ソフト豆腐は、名前の通り柔らかい木綿豆腐として香川県で作られ始めました。その製造方法から見ても、木綿豆腐に近い特徴を持つ食品であり、実際、木綿豆腐の一種としても分類されます。京都では「嵯峨豆腐」と呼ばれています。
木綿豆腐と絹豆腐の中間と言われることの多い程よい固さを持っています。そのため食べやすく、多くの料理に適用できる万能な食材と言えるでしょう。
カロリーは絹ごし豆腐と同じ100gあたり56kcalで、栄養素も絹ごし豆腐に近いですが、水にさらす分ビタミン類は木綿豆腐同様に少なめです。
プラスチックの容器に材料を直接流し込んで固める「充塡(じゅうてん)豆腐」と呼ばれるタイプの豆腐は、製造時に加熱・殺菌されてから空気や水に触れていない状態でパックされているのでとても衛生的で、2週間以上の長期間にわたって保存が可能です。スーパーなどで小さめのサイズで3個パックになっている製品をよく見かけますよね。
絹ごし豆腐に近いなめらかな食感と柔らかさで、材料も絹ごし豆腐と基本的に一緒なので、「充填絹ごし豆腐」という名称も使われています。
おぼろ豆腐は漢字で「朧豆腐」と表記し、「朧」には「物の姿がかすんで、はっきりしないさま」という意味があります。 おぼろ豆腐の完全に固まっておらずほろほろとした見た目を、霧がかかってはっきり見えない「おぼろ月夜」に例えて「おぼろ豆腐」といわれるようになったといわれています。
おぼろ豆腐はしっかりと固まる前にすくい上げているので、木綿豆腐や絹豆腐と比較してやわらかくとろけるような食感が特徴的です。木綿豆腐や絹豆腐とは異なり、製造工程が少なく水分や油分がそのまま残っているため大豆本来の風味や味を楽しむことができます。
高野豆腐は、鎌倉時代に和歌山県北部の高野山で誕生しました。「氷豆腐」や「凍り豆腐」(こおりどうふ)、「凍み豆腐」(しみどうふ)とも呼ばれています。これらの別名からも分かる通り、高野豆腐は特殊な製法によって作られています。
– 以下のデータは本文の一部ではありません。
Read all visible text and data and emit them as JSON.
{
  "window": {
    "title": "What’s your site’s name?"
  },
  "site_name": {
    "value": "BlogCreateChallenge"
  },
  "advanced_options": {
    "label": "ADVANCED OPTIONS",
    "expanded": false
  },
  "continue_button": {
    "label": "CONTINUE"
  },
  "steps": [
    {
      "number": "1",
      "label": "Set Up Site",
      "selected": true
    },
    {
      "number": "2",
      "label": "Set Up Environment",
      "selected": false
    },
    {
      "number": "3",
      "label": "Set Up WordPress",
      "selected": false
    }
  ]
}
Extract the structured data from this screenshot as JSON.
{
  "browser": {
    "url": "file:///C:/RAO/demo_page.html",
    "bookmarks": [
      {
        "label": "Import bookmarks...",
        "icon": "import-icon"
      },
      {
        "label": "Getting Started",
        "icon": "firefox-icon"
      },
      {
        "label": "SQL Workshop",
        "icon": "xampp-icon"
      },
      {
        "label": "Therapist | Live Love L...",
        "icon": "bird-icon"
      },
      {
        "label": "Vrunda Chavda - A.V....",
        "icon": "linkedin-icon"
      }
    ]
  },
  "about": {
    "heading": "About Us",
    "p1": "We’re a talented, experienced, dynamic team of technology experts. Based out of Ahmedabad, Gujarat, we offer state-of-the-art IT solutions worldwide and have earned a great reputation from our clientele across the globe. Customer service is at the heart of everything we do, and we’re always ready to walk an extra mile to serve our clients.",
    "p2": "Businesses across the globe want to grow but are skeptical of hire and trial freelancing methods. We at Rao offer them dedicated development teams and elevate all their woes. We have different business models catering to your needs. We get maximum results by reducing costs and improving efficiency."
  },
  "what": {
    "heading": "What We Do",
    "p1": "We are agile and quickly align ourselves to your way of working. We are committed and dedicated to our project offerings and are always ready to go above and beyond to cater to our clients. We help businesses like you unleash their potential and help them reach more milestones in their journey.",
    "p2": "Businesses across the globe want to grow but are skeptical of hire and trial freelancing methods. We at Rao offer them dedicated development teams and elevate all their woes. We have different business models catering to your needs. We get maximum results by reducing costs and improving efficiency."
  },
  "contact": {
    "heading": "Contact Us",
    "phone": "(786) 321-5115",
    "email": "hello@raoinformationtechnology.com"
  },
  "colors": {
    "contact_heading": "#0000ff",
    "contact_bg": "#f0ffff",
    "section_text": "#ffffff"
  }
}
高野豆腐は、通常の豆腐とは異なる製造過程を経ています。豆腐を繰り返し凍結・解凍することにより、水分が徐々に抜け、豆腐が乾燥した状態になります。このプロセスにより、豆腐の栄養成分や旨味が濃縮されるとともに、特有の食感や風味が生まれます。
高野豆腐の特筆すべき点は、その保存性の高さです。通常の豆腐よりも乾燥しているため、賞味期限が長く、長期間保存することができます。
高野豆腐を使う際は、お湯で戻して使います。硬い状態の高野豆腐を熱湯に浸して戻すと、柔らかさが戻り、調理に適した状態になります。戻した高野豆腐は煮物や炒め物、鍋料理などのさまざまな料理に利用されます。高野豆腐独特の風味と食感が、料理に深みを加えるのに一役買っています。
堅豆腐は、日本で豆腐が作られ始めた初期の製法を踏襲して作られる、特別な種類の豆腐です。この伝統的な製法によって、堅豆腐は他の種類の豆腐とは異なる特徴を持ちます。
堅豆腐の製造には、濃度の高い豆乳や強力なにがりなどの独特な材料や、長時間重しをのせて水分を抜く手法が用いられます。この特徴的な製法により、堅豆腐は通常の豆腐よりも非常に固く、また乾燥した状態に仕上がります。その結果、長期間の保存が可能となります。
堅豆腐の代表的な製造地域としては、石川県や富山県が知られています。これらの地域では、古くから伝わる製法が守られ、堅豆腐が製造されてきました。
「胡麻豆腐」や「玉子豆腐」、そして「杏仁豆腐」はその名に「豆腐」を冠していますが、実際には大豆を原料としていない異なる食品です。これらの名前が「豆腐」と呼ばれる背景には、製法や食感、用途などの類似性があることが影響しています。
「胡麻豆腐(ごまどうふ)」は、精進料理の一種であり、奈良県および和歌山県の郷土料理として知られています。
ゴマと葛粉を主要な材料としており、大量生産も可能なことから、現在では全国のスーパーや食品店で手に入れることができます。
滑らかな食感と豊かな胡麻の風味が特徴であり、冷奴として食べられることが多く、料理に使われることはあまりありません。
「玉子豆腐」は、だし汁と鶏卵を混ぜ合わせ、四角い容器に入れて蒸し固めることで作られる食品です。
豆腐に似た滑らかな質感と優しい風味があり、和食の一部として親しまれています。スーパーなどでパックに入って売られていることも多く、冷奴として食べることがほとんどです。
「杏仁豆腐」は、アンズの種子の仁(さね)を粉砕し、白い汁を搾り取り、寒天で冷やし固めた中国発祥のデザートです。名前に「豆腐」が含まれているものの、やはり大豆とは無関係です。
滑らかでクリーミーな食感と、杏仁の風味が特徴であり、日本では果物と一緒にフルーツポンチ風にして食べられることも多いです。